In all fairness to Belkin, the statistics cited here don't take into consideration the respondents' church attendance or political leanings. But they do paint a very different picture of the Catholic electorate than the conventional wisdom might lead us to believe: however concerned about issues like abortion and same-sex marriage Catholic voters may be, these matters are part of a larger package of moral concerns that bear directly on the common good.

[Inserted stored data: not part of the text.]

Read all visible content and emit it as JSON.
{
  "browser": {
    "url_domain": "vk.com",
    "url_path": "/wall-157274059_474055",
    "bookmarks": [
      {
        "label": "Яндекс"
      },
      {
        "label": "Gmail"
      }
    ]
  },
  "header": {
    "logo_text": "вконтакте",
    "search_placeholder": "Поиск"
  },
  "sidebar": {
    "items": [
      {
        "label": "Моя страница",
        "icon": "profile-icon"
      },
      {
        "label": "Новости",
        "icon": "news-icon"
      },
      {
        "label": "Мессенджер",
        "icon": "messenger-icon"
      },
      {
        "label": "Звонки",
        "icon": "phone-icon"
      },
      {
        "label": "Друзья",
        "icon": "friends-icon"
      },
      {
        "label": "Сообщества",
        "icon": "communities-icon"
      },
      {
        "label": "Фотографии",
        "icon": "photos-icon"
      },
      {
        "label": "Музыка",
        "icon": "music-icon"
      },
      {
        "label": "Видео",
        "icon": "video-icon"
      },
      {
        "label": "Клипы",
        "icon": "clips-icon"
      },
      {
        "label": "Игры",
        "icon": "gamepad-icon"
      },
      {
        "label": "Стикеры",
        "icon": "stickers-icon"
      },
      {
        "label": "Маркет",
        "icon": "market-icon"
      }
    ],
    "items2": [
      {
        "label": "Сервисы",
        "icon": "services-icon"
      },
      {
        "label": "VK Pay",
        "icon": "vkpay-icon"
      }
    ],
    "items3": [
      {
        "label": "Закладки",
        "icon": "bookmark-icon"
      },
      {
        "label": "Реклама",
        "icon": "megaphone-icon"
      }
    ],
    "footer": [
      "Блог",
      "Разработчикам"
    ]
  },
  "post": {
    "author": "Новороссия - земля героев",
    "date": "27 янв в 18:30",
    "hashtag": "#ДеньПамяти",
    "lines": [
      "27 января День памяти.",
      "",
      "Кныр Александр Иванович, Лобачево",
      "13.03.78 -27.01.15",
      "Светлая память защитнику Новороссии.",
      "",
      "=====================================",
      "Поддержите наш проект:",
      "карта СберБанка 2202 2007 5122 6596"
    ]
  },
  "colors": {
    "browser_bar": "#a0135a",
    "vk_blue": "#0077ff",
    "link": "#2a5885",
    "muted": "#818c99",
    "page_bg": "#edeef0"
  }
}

Contrary to popular belief, Bush didn't win Catholics in 2004 because of his positions on life and marriage. He won because of the Kerry campaign's inability to articulate a coherent message to Catholic swing voters, and because of an astoundingly sophisticated media and grassroots operation on the part of the Republican Party and allied "Catholic" organizations. As the party worked the phones and the doors, Catholic League president Donohue peppered Kerry with holier-than-thou invective (a cursory look at the Catholic League's 2004 press release headlines dispels any lingering doubt that the organization has become a front for the GOP), and an obscure group called Catholic Answers somehow found the money to distribute millions voting guides and full page USA Today ads advancing the manufactured theological notion that five "non-negotiable issues" trumped all the others at the polls.
The issues? Abortion, same-sex marriage, stem cell research, human cloning, and euthanasia. Never mind war, poverty, the death penalty, or that whole loving your neighbor thing. Of course, none of these groups have any formal authority to speak on behalf of the Church institution - which, by the way, refused to endorse the right's message. But - with the help of a small handful of renegade or perhaps unsuspecting bishops - these partisan operatives nonetheless managed to fool a sizable bloc of Catholics into thinking that a vote for Kerry meant certain eternal damnation.
Belkin is right in his assertion that things are different now. Both Clinton and Obama have invested heavily in effective strategies to reach Catholics and other people of faith. And the argument that faithful Catholics could in good conscience only back Bush now seems a bit silly given the widespread belief that his presidency was nothing short of a catastrophic moral failure.
This latter fact confirms what many Catholics already understood: that anyone who knows their Gospel knows that the "every man for himself" agenda at the core of the neoconservative plan is generally irreconcilable with an authentic Christian worldview - even for "conservative" or churchgoing Catholics. It's because of this that the Catholic vote is - as it always been - entirely up for grabs.